A watershed district news release says the Minnesota Legislature approved the grant from the Lessard-Sams Outdoor Heritage Council. The funds help put a carp-management plan into effect. It is part of a 10-year effort to improve water quality and wildlife habitat in the subwatershed of Six Mile Creek and Halsted Bay.
“The MCWD is focusing on carp first because of the damage they cause to our lakes,” the news release states. “Common carp uproot plants and stir up lake bottoms, which degrades habitat and releases nutrients that feed algae blooms.”
This summer, the watershed district will begin removing car in the subwatershed with baited box-net trapping, stream trapping, winter seining and open water seining.

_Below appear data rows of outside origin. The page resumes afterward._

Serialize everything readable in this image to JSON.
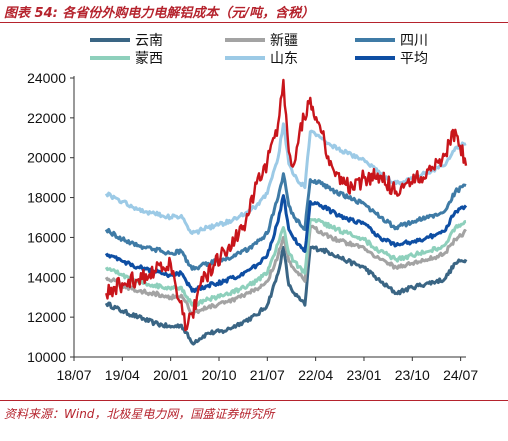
{
  "figure": {
    "title": "图表 54:  各省份外购电力电解铝成本（元/吨，含税）",
    "source": "资料来源：Wind，北极星电力网，国盛证券研究所"
  },
  "colors": {
    "云南": "#3a6584",
    "新疆": "#a3a3a3",
    "四川": "#3f7ba6",
    "蒙西": "#8ed0bc",
    "山东": "#9ccae6",
    "平均": "#0e4ea3",
    "title_red": "#b5232d",
    "outlier_red": "#c8151b"
  },
  "chart_data": {
    "type": "line",
    "x_axis": {
      "type": "date",
      "range": [
        "2018-07",
        "2024-08"
      ],
      "tick_labels": [
        "18/07",
        "19/04",
        "20/01",
        "20/10",
        "21/07",
        "22/04",
        "23/01",
        "23/10",
        "24/07"
      ]
    },
    "y_axis": {
      "range": [
        10000,
        24000
      ],
      "ticks": [
        10000,
        12000,
        14000,
        16000,
        18000,
        20000,
        22000,
        24000
      ]
    },
    "grid": false,
    "legend": "top, 3 columns",
    "series": [
      {
        "name": "云南",
        "points": [
          [
            "2019-01",
            12700
          ],
          [
            "2019-04",
            12300
          ],
          [
            "2019-07",
            12000
          ],
          [
            "2019-10",
            11700
          ],
          [
            "2020-01",
            11500
          ],
          [
            "2020-03",
            11600
          ],
          [
            "2020-05",
            10700
          ],
          [
            "2020-08",
            11200
          ],
          [
            "2020-11",
            11300
          ],
          [
            "2021-02",
            11700
          ],
          [
            "2021-05",
            12100
          ],
          [
            "2021-07",
            12600
          ],
          [
            "2021-09",
            14200
          ],
          [
            "2021-10",
            15500
          ],
          [
            "2021-11",
            13600
          ],
          [
            "2021-12",
            13200
          ],
          [
            "2022-02",
            12600
          ],
          [
            "2022-03",
            15500
          ],
          [
            "2022-05",
            15400
          ],
          [
            "2022-07",
            15200
          ],
          [
            "2022-10",
            14800
          ],
          [
            "2023-01",
            14500
          ],
          [
            "2023-04",
            13800
          ],
          [
            "2023-07",
            13200
          ],
          [
            "2023-10",
            13500
          ],
          [
            "2024-01",
            13700
          ],
          [
            "2024-04",
            13900
          ],
          [
            "2024-06",
            14700
          ],
          [
            "2024-08",
            14900
          ]
        ]
      },
      {
        "name": "新疆",
        "points": [
          [
            "2019-01",
            14000
          ],
          [
            "2019-04",
            13600
          ],
          [
            "2019-07",
            13300
          ],
          [
            "2019-10",
            13200
          ],
          [
            "2020-01",
            13000
          ],
          [
            "2020-03",
            13100
          ],
          [
            "2020-05",
            12200
          ],
          [
            "2020-08",
            12500
          ],
          [
            "2020-11",
            12700
          ],
          [
            "2021-02",
            13000
          ],
          [
            "2021-05",
            13400
          ],
          [
            "2021-07",
            13800
          ],
          [
            "2021-09",
            15100
          ],
          [
            "2021-10",
            16000
          ],
          [
            "2021-11",
            14800
          ],
          [
            "2021-12",
            14400
          ],
          [
            "2022-02",
            13800
          ],
          [
            "2022-03",
            16500
          ],
          [
            "2022-05",
            16300
          ],
          [
            "2022-07",
            16000
          ],
          [
            "2022-10",
            15700
          ],
          [
            "2023-01",
            15500
          ],
          [
            "2023-04",
            14900
          ],
          [
            "2023-07",
            14500
          ],
          [
            "2023-10",
            14700
          ],
          [
            "2024-01",
            14900
          ],
          [
            "2024-04",
            15200
          ],
          [
            "2024-06",
            15900
          ],
          [
            "2024-08",
            16300
          ]
        ]
      },
      {
        "name": "四川",
        "points": [
          [
            "2019-01",
            16400
          ],
          [
            "2019-04",
            15900
          ],
          [
            "2019-07",
            15600
          ],
          [
            "2019-10",
            15400
          ],
          [
            "2020-01",
            15200
          ],
          [
            "2020-03",
            15300
          ],
          [
            "2020-05",
            14400
          ],
          [
            "2020-08",
            14700
          ],
          [
            "2020-11",
            14900
          ],
          [
            "2021-02",
            15200
          ],
          [
            "2021-05",
            15700
          ],
          [
            "2021-07",
            16200
          ],
          [
            "2021-09",
            18000
          ],
          [
            "2021-10",
            19200
          ],
          [
            "2021-11",
            17600
          ],
          [
            "2021-12",
            17000
          ],
          [
            "2022-02",
            16400
          ],
          [
            "2022-03",
            18900
          ],
          [
            "2022-05",
            18700
          ],
          [
            "2022-07",
            18400
          ],
          [
            "2022-10",
            18000
          ],
          [
            "2023-01",
            17700
          ],
          [
            "2023-04",
            17000
          ],
          [
            "2023-07",
            16500
          ],
          [
            "2023-10",
            16800
          ],
          [
            "2024-01",
            17000
          ],
          [
            "2024-04",
            17300
          ],
          [
            "2024-06",
            18300
          ],
          [
            "2024-08",
            18600
          ]
        ]
      },
      {
        "name": "蒙西",
        "points": [
          [
            "2019-01",
            14500
          ],
          [
            "2019-04",
            14100
          ],
          [
            "2019-07",
            13800
          ],
          [
            "2019-10",
            13600
          ],
          [
            "2020-01",
            13400
          ],
          [
            "2020-03",
            13500
          ],
          [
            "2020-05",
            12600
          ],
          [
            "2020-08",
            12900
          ],
          [
            "2020-11",
            13100
          ],
          [
            "2021-02",
            13400
          ],
          [
            "2021-05",
            13800
          ],
          [
            "2021-07",
            14200
          ],
          [
            "2021-09",
            15700
          ],
          [
            "2021-10",
            16500
          ],
          [
            "2021-11",
            15200
          ],
          [
            "2021-12",
            14800
          ],
          [
            "2022-02",
            14200
          ],
          [
            "2022-03",
            16900
          ],
          [
            "2022-05",
            16800
          ],
          [
            "2022-07",
            16500
          ],
          [
            "2022-10",
            16200
          ],
          [
            "2023-01",
            15900
          ],
          [
            "2023-04",
            15300
          ],
          [
            "2023-07",
            14900
          ],
          [
            "2023-10",
            15100
          ],
          [
            "2024-01",
            15300
          ],
          [
            "2024-04",
            15600
          ],
          [
            "2024-06",
            16500
          ],
          [
            "2024-08",
            16800
          ]
        ]
      },
      {
        "name": "山东",
        "points": [
          [
            "2019-01",
            18200
          ],
          [
            "2019-04",
            17800
          ],
          [
            "2019-07",
            17400
          ],
          [
            "2019-10",
            17200
          ],
          [
            "2020-01",
            17000
          ],
          [
            "2020-03",
            17100
          ],
          [
            "2020-05",
            16200
          ],
          [
            "2020-08",
            16500
          ],
          [
            "2020-11",
            16700
          ],
          [
            "2021-02",
            17100
          ],
          [
            "2021-05",
            17600
          ],
          [
            "2021-07",
            18200
          ],
          [
            "2021-09",
            20000
          ],
          [
            "2021-10",
            21700
          ],
          [
            "2021-11",
            19700
          ],
          [
            "2021-12",
            19100
          ],
          [
            "2022-02",
            18500
          ],
          [
            "2022-03",
            21300
          ],
          [
            "2022-05",
            21000
          ],
          [
            "2022-07",
            20600
          ],
          [
            "2022-10",
            20200
          ],
          [
            "2023-01",
            19900
          ],
          [
            "2023-04",
            19200
          ],
          [
            "2023-07",
            18700
          ],
          [
            "2023-10",
            19000
          ],
          [
            "2024-01",
            19300
          ],
          [
            "2024-04",
            19600
          ],
          [
            "2024-06",
            20500
          ],
          [
            "2024-08",
            20700
          ]
        ]
      },
      {
        "name": "平均",
        "points": [
          [
            "2019-01",
            15200
          ],
          [
            "2019-04",
            14800
          ],
          [
            "2019-07",
            14500
          ],
          [
            "2019-10",
            14300
          ],
          [
            "2020-01",
            14100
          ],
          [
            "2020-03",
            14200
          ],
          [
            "2020-05",
            13300
          ],
          [
            "2020-08",
            13600
          ],
          [
            "2020-11",
            13800
          ],
          [
            "2021-02",
            14100
          ],
          [
            "2021-05",
            14600
          ],
          [
            "2021-07",
            15100
          ],
          [
            "2021-09",
            16800
          ],
          [
            "2021-10",
            18100
          ],
          [
            "2021-11",
            16400
          ],
          [
            "2021-12",
            15900
          ],
          [
            "2022-02",
            15300
          ],
          [
            "2022-03",
            17800
          ],
          [
            "2022-05",
            17600
          ],
          [
            "2022-07",
            17300
          ],
          [
            "2022-10",
            16900
          ],
          [
            "2023-01",
            16700
          ],
          [
            "2023-04",
            16000
          ],
          [
            "2023-07",
            15600
          ],
          [
            "2023-10",
            15800
          ],
          [
            "2024-01",
            16000
          ],
          [
            "2024-04",
            16300
          ],
          [
            "2024-06",
            17300
          ],
          [
            "2024-08",
            17600
          ]
        ]
      },
      {
        "points": [
          [
            "2019-01",
            13200
          ],
          [
            "2019-04",
            13700
          ],
          [
            "2019-07",
            13900
          ],
          [
            "2019-10",
            14300
          ],
          [
            "2020-01",
            14700
          ],
          [
            "2020-02",
            13500
          ],
          [
            "2020-03",
            12800
          ],
          [
            "2020-04",
            11400
          ],
          [
            "2020-05",
            12200
          ],
          [
            "2020-07",
            13800
          ],
          [
            "2020-09",
            14600
          ],
          [
            "2020-11",
            15300
          ],
          [
            "2021-01",
            15900
          ],
          [
            "2021-03",
            16800
          ],
          [
            "2021-05",
            18700
          ],
          [
            "2021-07",
            19800
          ],
          [
            "2021-09",
            21700
          ],
          [
            "2021-10",
            23900
          ],
          [
            "2021-11",
            20300
          ],
          [
            "2021-12",
            19700
          ],
          [
            "2022-01",
            21300
          ],
          [
            "2022-03",
            23000
          ],
          [
            "2022-05",
            21300
          ],
          [
            "2022-07",
            19600
          ],
          [
            "2022-09",
            18700
          ],
          [
            "2022-11",
            18400
          ],
          [
            "2023-01",
            19000
          ],
          [
            "2023-04",
            19100
          ],
          [
            "2023-07",
            18300
          ],
          [
            "2023-10",
            18700
          ],
          [
            "2024-01",
            19400
          ],
          [
            "2024-04",
            20100
          ],
          [
            "2024-06",
            21400
          ],
          [
            "2024-08",
            19600
          ]
        ]
      }
    ]
  }
}
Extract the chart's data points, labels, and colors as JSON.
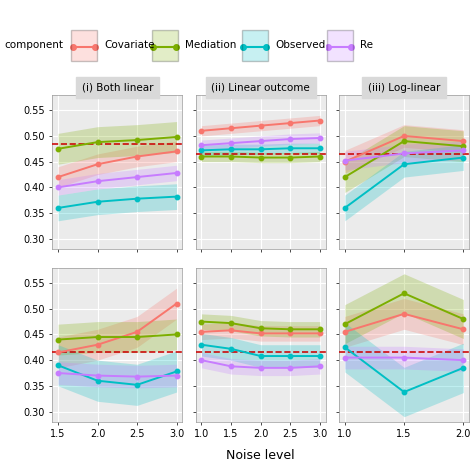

Plans call for implanted radio tags in carp to monitor their movement — info that helps future removals.
The grant benefits 2,488 acres of habitat, the release says.
“By partnering with the Lessard-Sams Outdoor Heritage Council to reduce the population of common carp, we will improve the health of the Six Mile Creek chain of lakes and downstream water bodies including Halsted Bay,” said Bill Olson, a member of the Minnehaha Creek Watershed District Board of Managers.
The carp-management plan is based on data from a three-year study by the University of Minnesota’s Aquatic Invasive Species Research Center. The research team led by Professor Peter Sorensen, assessed the number of carp in the Six Mile Creek chain of lakes, identified their spawning locations and determined their migration patterns. The findings helped shape a management strategy that includes removing adult carp, installing carp barriers, and aerating lakes to ensure the winter survival of bluegill sunfish, which feed on carp eggs.
“I was very impressed by this innovative approach to restoring fisheries and waterfowl habitat in the headwaters of Lake Minnetonka,” said Ron Schara, Lessard-Sams member. “The plan to finally control carp in the Lake Minnetonka watershed is so important. I can’t wait to see the outcome.”